In T270225#6927504, @Krinkle wrote:

In T270225#6927436, @tstarling wrote:

[ ... ]
After reading T206010, T206015 and the comments above, I don't understand why session deletions are different to session writes.

Me neither. I vaguely recall hearing in a multi-dc strategy meeting that session writes mostly or only happen during POST web requests, which made us not look too closely at the fact that the new Session store does not offer synchronous writes cross-dc.

But, the MediaWiki code has indeed expected for many years to perform SYNC_WRITES, and afaik that is what @aaron preferred we keep. But when the Session storage RFC (T206010) was writtne, it proposed to reduce this to local-dc quorum with eventual consistency, except for deletes. I'm not sure why, and I'm unable to find a discussion about this. I suppose @Eevans might know it this was a trade-off and intentional change.

This was all a long time ago, and what follows is from memory; I haven't (yet) gone back to look at the full history of what was discussed (which presumably spans tickets, wiki pages, & meeting notes), but...

The semantics as implemented were based on the idea that anything that wrote state was the result of an HTTP request with a corresponding verb (POST, PUT, DELETE, ...), whereas anything that read state was the result of a verb corresponding to reads (GET, HEAD, ...). I don't know if this was meant to explain how things actually were at the time, or if it was what we were working toward. What I do recall was that SRE (traffic?) was adamant that routing any more complex than this would quickly become intractable.

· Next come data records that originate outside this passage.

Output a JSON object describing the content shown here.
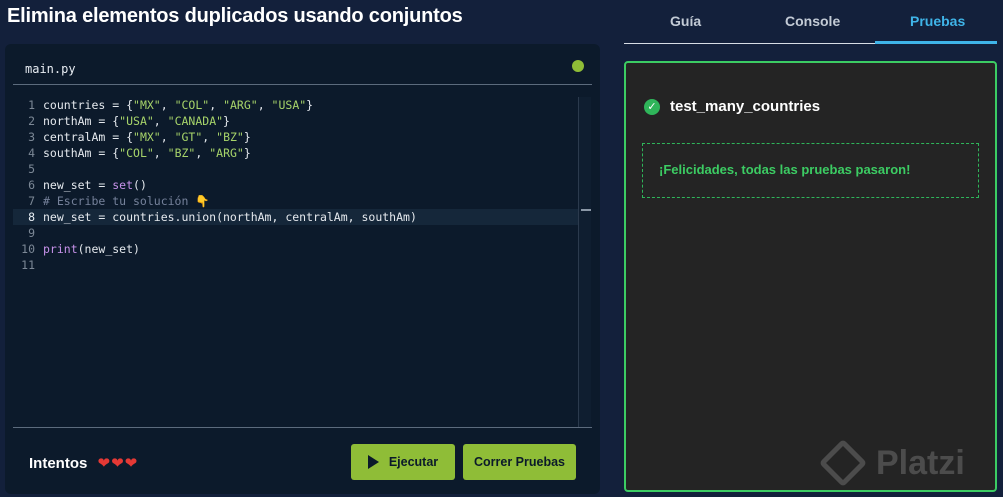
{
  "page_title": "Elimina elementos duplicados usando conjuntos",
  "editor": {
    "filename": "main.py",
    "lines": [
      {
        "n": "1",
        "tokens": [
          [
            "t",
            "countries = {"
          ],
          [
            "s",
            "\"MX\""
          ],
          [
            "t",
            ", "
          ],
          [
            "s",
            "\"COL\""
          ],
          [
            "t",
            ", "
          ],
          [
            "s",
            "\"ARG\""
          ],
          [
            "t",
            ", "
          ],
          [
            "s",
            "\"USA\""
          ],
          [
            "t",
            "}"
          ]
        ]
      },
      {
        "n": "2",
        "tokens": [
          [
            "t",
            "northAm = {"
          ],
          [
            "s",
            "\"USA\""
          ],
          [
            "t",
            ", "
          ],
          [
            "s",
            "\"CANADA\""
          ],
          [
            "t",
            "}"
          ]
        ]
      },
      {
        "n": "3",
        "tokens": [
          [
            "t",
            "centralAm = {"
          ],
          [
            "s",
            "\"MX\""
          ],
          [
            "t",
            ", "
          ],
          [
            "s",
            "\"GT\""
          ],
          [
            "t",
            ", "
          ],
          [
            "s",
            "\"BZ\""
          ],
          [
            "t",
            "}"
          ]
        ]
      },
      {
        "n": "4",
        "tokens": [
          [
            "t",
            "southAm = {"
          ],
          [
            "s",
            "\"COL\""
          ],
          [
            "t",
            ", "
          ],
          [
            "s",
            "\"BZ\""
          ],
          [
            "t",
            ", "
          ],
          [
            "s",
            "\"ARG\""
          ],
          [
            "t",
            "}"
          ]
        ]
      },
      {
        "n": "5",
        "tokens": []
      },
      {
        "n": "6",
        "tokens": [
          [
            "t",
            "new_set = "
          ],
          [
            "f",
            "set"
          ],
          [
            "t",
            "()"
          ]
        ]
      },
      {
        "n": "7",
        "tokens": [
          [
            "c",
            "# Escribe tu solución 👇"
          ]
        ]
      },
      {
        "n": "8",
        "tokens": [
          [
            "t",
            "new_set = countries.union(northAm, centralAm, southAm)"
          ]
        ],
        "active": true
      },
      {
        "n": "9",
        "tokens": []
      },
      {
        "n": "10",
        "tokens": [
          [
            "f",
            "print"
          ],
          [
            "t",
            "(new_set)"
          ]
        ]
      },
      {
        "n": "11",
        "tokens": []
      }
    ]
  },
  "footer": {
    "attempts_label": "Intentos",
    "hearts": "❤❤❤",
    "run_label": "Ejecutar",
    "tests_label": "Correr Pruebas"
  },
  "tabs": {
    "guia": "Guía",
    "console": "Console",
    "pruebas": "Pruebas",
    "active": "pruebas"
  },
  "results": {
    "test_name": "test_many_countries",
    "status": "passed",
    "message": "¡Felicidades, todas las pruebas pasaron!"
  },
  "watermark": "Platzi",
  "colors": {
    "accent_green": "#8fbd37",
    "success_green": "#3ccc63",
    "tab_active": "#3fb4e8"
  }
}
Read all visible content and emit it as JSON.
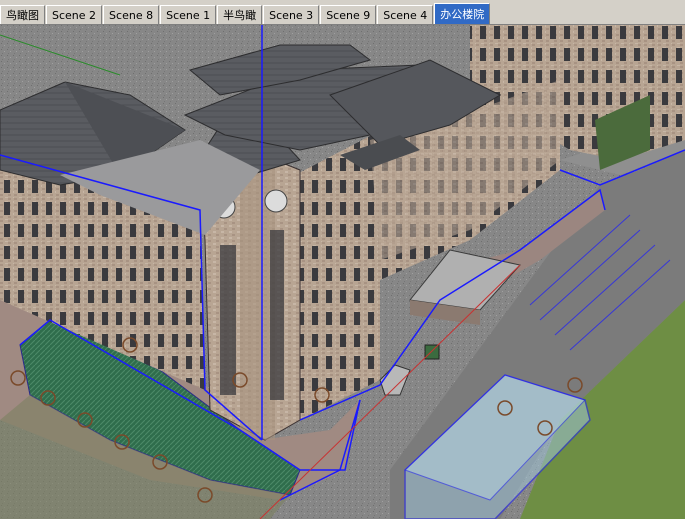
{
  "scene_tabs": [
    {
      "label": "鸟瞰图",
      "active": false
    },
    {
      "label": "Scene 2",
      "active": false
    },
    {
      "label": "Scene 8",
      "active": false
    },
    {
      "label": "Scene 1",
      "active": false
    },
    {
      "label": "半鸟瞰",
      "active": false
    },
    {
      "label": "Scene 3",
      "active": false
    },
    {
      "label": "Scene 9",
      "active": false
    },
    {
      "label": "Scene 4",
      "active": false
    },
    {
      "label": "办公楼院",
      "active": true
    }
  ],
  "colors": {
    "active_tab": "#316ac5",
    "selection_blue": "#1a1aff",
    "roof": "#5b5d62",
    "wall": "#b9a695",
    "lawn": "#6f8f45",
    "hedge": "#2e6b4a",
    "pool": "#9fc3d6"
  }
}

As reads and writes (and deletes) would be blocking, they would be restricted to a quorum of local DC nodes to minimize latency. Deletes were to be each quorum (thus incurring intra-DC latency) because it was deemed possible that a racing request (or networking partition, etc) could be exploited to use session data from one DC that had been invalidated in the other (and something like a network partition that resulted in a failure to reach quorum on delete, could at least be handled to inform the user their logout may not have succeeded). Again, I don't know how much of this was implied to be a description of how things worked, versus how they were meant to.

In T270225#6929751, @Eevans wrote:

The semantics as implemented were based on the idea that anything that wrote state was the result of an HTTP request with a corresponding verb (POST, PUT, DELETE, ...), whereas anything that read state was the result of a verb corresponding to reads (GET, HEAD, ...). I don't know if this was meant to explain how things actually were at the time, or if it was what we were working toward.

I remember this being discussed in the context of database writes, and it is a reasonable first approximation in that case, but there is no clear relationship between HTTP method and session writes as I have documented above.

What I do recall was that SRE (traffic?) was adamant that routing any more complex than this would quickly become intractable.

Yes, I remember that. The contention is that we should rewrite MediaWiki and the way it interacts with browsers, because five extra lines of Lua code is intolerable complexity, despite the proposed lines being closely analogous to existing special cases. If that's still the policy, I'd be happy to declare this project blocked.